In Once upon a Time in the West, the threat of sexual violence is nearly omnipresent, which sits on a faintly discomfiting line between historical reality and artistic licence. For Leone particularly, questionable depictions of rape dogged him through his career. In his decade-spanning gangster film Once upon a Time in America (1984), one of the most disturbing and arguably dramatically unnecessary rape scenes committed to celluloid takes place. Although a whole article could be devoted to the sexual politics of that film, it’s evident that Sergio Leone was not forward-thinking on the subject. As with many directors before and after (from Luchino Visconti straight through to Abel Ferrara), rape is treated as a motivator for male protagonists rather than a crime visited on women.

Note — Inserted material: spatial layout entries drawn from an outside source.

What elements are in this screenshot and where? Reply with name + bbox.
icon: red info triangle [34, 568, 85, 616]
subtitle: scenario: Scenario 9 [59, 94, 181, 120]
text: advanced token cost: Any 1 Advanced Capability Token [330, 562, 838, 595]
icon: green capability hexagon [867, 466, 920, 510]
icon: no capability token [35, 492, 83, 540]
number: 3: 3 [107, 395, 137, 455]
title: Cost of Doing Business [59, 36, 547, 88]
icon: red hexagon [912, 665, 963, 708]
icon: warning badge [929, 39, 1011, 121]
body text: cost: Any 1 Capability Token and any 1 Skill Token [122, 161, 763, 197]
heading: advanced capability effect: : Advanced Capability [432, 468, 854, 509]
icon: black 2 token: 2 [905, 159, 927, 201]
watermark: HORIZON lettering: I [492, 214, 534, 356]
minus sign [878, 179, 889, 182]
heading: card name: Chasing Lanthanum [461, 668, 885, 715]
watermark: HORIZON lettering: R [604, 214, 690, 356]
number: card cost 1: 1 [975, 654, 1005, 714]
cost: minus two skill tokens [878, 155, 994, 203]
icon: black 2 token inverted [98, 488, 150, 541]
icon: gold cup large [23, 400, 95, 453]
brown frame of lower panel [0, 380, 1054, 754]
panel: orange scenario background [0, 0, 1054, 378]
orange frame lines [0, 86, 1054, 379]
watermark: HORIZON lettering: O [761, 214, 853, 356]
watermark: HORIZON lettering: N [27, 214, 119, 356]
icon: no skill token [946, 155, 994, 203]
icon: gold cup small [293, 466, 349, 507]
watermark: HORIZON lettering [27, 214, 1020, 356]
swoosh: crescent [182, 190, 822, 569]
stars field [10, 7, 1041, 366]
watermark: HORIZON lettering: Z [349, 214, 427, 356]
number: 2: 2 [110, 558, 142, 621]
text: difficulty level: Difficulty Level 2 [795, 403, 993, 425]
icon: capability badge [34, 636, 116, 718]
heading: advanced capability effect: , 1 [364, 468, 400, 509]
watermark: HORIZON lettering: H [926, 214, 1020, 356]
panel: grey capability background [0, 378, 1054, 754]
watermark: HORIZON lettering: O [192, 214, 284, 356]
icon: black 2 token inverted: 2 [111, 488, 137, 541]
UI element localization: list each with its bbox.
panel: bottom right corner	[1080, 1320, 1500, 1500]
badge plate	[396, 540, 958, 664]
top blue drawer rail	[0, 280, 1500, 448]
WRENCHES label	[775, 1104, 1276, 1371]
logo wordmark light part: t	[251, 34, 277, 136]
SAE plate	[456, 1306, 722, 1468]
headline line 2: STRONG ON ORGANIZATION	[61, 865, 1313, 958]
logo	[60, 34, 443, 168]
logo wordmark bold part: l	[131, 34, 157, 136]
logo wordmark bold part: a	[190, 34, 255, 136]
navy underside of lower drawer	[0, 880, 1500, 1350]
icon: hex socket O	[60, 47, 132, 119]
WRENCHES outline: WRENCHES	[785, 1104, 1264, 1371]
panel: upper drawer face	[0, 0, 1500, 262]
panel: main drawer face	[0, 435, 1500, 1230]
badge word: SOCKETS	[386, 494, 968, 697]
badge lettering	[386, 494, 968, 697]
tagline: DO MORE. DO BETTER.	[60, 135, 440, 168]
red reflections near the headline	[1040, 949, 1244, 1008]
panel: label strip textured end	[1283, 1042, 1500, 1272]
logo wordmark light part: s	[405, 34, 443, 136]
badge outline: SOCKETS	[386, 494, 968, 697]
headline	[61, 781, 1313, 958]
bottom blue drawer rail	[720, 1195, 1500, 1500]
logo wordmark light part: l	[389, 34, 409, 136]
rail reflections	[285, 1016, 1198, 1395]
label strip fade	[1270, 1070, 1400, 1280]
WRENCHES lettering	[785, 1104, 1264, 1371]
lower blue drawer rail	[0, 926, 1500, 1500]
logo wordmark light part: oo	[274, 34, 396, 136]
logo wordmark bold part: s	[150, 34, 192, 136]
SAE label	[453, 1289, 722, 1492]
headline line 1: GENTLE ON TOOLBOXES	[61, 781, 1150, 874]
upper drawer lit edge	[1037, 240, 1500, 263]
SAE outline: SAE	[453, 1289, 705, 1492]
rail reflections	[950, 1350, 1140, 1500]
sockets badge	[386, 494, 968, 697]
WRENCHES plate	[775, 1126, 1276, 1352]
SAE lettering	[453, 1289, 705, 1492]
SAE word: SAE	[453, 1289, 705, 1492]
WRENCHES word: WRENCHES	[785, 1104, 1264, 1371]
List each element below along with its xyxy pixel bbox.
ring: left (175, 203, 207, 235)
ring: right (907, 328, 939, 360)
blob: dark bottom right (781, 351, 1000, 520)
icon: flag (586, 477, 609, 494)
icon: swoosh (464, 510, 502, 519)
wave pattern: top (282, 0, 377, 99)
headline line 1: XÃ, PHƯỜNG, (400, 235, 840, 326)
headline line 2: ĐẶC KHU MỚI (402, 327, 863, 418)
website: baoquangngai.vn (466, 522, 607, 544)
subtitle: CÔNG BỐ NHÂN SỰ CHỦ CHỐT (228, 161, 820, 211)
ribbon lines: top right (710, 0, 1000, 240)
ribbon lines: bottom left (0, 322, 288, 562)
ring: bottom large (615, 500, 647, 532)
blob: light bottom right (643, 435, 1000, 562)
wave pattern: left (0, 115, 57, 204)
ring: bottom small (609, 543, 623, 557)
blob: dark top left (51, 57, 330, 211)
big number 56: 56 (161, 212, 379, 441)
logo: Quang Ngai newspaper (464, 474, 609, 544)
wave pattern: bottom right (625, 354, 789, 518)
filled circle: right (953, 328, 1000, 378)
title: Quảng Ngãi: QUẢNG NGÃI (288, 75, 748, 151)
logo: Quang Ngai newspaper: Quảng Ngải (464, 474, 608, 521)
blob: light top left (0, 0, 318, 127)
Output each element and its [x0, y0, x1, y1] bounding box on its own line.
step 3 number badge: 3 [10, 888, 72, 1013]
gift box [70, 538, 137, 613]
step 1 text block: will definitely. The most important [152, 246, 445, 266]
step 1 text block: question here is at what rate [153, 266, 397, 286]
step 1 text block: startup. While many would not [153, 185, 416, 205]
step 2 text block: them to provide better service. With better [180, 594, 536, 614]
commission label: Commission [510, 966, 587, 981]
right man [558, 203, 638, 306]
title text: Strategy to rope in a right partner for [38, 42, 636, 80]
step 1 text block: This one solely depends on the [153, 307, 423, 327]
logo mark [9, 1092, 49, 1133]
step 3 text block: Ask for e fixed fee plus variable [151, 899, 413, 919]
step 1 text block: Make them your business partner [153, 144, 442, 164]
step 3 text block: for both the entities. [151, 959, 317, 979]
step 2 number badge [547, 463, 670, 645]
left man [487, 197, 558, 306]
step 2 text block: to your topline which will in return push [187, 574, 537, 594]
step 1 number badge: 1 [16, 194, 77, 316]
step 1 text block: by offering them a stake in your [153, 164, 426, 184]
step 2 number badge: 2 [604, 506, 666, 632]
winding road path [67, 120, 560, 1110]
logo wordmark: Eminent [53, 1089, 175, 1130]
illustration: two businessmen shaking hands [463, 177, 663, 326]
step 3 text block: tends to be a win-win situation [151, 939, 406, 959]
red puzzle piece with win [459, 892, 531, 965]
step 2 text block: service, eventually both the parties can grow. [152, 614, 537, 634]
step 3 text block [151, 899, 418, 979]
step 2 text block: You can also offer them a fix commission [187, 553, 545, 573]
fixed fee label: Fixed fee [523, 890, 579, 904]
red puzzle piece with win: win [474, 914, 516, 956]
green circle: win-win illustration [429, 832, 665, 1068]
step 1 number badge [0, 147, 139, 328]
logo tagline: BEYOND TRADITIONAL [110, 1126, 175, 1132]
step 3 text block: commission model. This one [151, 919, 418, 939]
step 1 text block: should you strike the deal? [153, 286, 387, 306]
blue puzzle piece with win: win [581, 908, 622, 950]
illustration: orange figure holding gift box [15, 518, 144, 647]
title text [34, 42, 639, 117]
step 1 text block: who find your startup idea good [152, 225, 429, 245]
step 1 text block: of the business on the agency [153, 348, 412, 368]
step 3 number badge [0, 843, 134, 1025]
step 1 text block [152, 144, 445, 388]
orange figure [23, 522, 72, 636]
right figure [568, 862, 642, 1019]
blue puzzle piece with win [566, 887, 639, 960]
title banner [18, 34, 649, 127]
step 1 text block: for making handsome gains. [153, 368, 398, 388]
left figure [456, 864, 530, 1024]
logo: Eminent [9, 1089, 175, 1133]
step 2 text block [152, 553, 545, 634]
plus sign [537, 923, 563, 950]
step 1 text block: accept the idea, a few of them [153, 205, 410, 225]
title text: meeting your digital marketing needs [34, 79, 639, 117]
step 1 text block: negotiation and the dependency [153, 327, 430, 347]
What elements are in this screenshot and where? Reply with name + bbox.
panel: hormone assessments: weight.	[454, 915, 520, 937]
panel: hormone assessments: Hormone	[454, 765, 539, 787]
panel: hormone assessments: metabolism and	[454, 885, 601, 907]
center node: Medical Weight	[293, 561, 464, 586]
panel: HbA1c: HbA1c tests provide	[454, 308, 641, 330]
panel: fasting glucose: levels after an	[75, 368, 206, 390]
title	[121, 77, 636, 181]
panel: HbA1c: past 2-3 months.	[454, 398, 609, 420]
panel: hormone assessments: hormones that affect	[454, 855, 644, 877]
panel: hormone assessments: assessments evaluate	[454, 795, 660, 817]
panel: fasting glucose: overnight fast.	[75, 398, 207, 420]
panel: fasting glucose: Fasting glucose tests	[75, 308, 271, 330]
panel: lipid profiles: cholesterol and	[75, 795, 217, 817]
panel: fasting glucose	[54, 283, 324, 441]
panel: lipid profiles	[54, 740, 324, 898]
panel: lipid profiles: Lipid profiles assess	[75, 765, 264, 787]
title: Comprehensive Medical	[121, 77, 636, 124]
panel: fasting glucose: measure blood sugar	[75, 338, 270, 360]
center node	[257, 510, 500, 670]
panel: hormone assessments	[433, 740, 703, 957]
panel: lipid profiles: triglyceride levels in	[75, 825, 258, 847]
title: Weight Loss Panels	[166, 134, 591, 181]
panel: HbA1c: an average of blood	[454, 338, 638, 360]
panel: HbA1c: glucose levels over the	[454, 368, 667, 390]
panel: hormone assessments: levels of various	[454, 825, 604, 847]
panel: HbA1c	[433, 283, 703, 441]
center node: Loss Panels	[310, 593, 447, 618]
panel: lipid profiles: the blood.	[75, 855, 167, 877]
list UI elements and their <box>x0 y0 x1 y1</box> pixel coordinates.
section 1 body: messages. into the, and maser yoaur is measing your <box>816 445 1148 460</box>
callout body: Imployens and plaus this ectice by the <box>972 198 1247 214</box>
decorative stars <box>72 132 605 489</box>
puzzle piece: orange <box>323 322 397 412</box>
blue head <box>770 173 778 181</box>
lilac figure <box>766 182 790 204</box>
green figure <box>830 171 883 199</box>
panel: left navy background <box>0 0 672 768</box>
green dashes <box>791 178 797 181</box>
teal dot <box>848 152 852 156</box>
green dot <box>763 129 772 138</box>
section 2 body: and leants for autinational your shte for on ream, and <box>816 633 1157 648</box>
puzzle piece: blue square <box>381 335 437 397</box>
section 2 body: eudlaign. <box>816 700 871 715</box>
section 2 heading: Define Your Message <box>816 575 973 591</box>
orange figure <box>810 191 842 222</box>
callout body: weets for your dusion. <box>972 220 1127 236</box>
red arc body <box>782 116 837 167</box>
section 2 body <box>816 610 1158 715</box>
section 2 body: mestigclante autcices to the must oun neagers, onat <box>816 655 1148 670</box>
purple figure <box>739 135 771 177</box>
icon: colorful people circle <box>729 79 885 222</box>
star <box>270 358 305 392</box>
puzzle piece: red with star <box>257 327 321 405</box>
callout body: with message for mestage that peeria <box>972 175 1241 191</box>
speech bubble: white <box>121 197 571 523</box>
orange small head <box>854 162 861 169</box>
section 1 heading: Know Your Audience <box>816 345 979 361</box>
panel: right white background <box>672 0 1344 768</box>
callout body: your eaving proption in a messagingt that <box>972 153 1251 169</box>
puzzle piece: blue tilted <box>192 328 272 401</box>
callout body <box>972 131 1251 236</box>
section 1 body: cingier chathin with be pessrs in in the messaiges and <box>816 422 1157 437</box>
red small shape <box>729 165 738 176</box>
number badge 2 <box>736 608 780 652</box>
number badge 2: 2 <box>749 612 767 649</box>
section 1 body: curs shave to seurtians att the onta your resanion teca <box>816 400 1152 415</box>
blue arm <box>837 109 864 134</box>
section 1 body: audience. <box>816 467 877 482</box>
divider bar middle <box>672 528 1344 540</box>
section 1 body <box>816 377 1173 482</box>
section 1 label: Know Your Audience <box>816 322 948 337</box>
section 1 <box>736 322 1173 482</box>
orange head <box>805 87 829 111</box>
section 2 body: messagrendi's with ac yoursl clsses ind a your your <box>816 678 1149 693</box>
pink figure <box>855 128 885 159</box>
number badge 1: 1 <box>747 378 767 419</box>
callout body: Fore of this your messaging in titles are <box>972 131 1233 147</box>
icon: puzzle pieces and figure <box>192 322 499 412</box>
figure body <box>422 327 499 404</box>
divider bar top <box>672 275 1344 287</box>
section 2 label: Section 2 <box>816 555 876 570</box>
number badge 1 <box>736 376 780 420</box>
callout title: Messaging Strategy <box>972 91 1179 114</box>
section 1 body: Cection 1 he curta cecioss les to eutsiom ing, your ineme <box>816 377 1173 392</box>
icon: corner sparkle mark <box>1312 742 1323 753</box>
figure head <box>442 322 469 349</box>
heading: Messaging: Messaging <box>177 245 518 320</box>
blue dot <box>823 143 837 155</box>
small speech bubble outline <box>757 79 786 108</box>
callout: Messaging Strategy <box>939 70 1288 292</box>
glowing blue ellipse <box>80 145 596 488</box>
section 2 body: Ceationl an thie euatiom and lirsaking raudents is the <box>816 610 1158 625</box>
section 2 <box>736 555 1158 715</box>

It may be that Cardinale’s imperilled pioneer widow is empowered only by a matter of degrees, stuck in a dirty and dangerous frontier that frequently made victims of its more vulnerable inhabitants. But she is the overruling force at the centre of the narrative, not so much the sole driver of plot but one whose appraisal of the actions of the violent men around her matter deeply to the narrative.
It’s through Jill’s eyes that we survey the emptiness of their machinations, the needless bloodshed at their hands, the greed that Leone is so intent on underlining. Her affection for Harmonica and for the unfairly framed Cheyenne (Jason Robards) gives them credence. There is an archetype for a role like this one, and perhaps in some ways it’s as inflexible as putting her on a goddess-like pedestal. Leone sees Cardinale in the mold of the woman-as-survivor – a witness to the cruel deeds of men. But she is also maybe the most sympathetic character in the film, beset by the predatory motivations of even the ‘good’ cowboys around her.

This is a woman as idea, symbol, abstraction; not in her full humanity. But perhaps the entire film is made up of movie myth and archetype, with its shimmering vistas and riveting close-ups. Once upon a Time in the West is as much a reflection of cinema past as it is of the historical frontier.

Cardinale fiercely and defiantly embodies her role, rolling around in the dirt rather than swanning around in pristine gowns, and there’s something to be said for it. Perhaps it’s evidence that Leone was giving thought to the roles and sufferings of women in the grandiose, death-and-glory landscape of the American west. Perhaps Leone thought about it more many might give him credit for.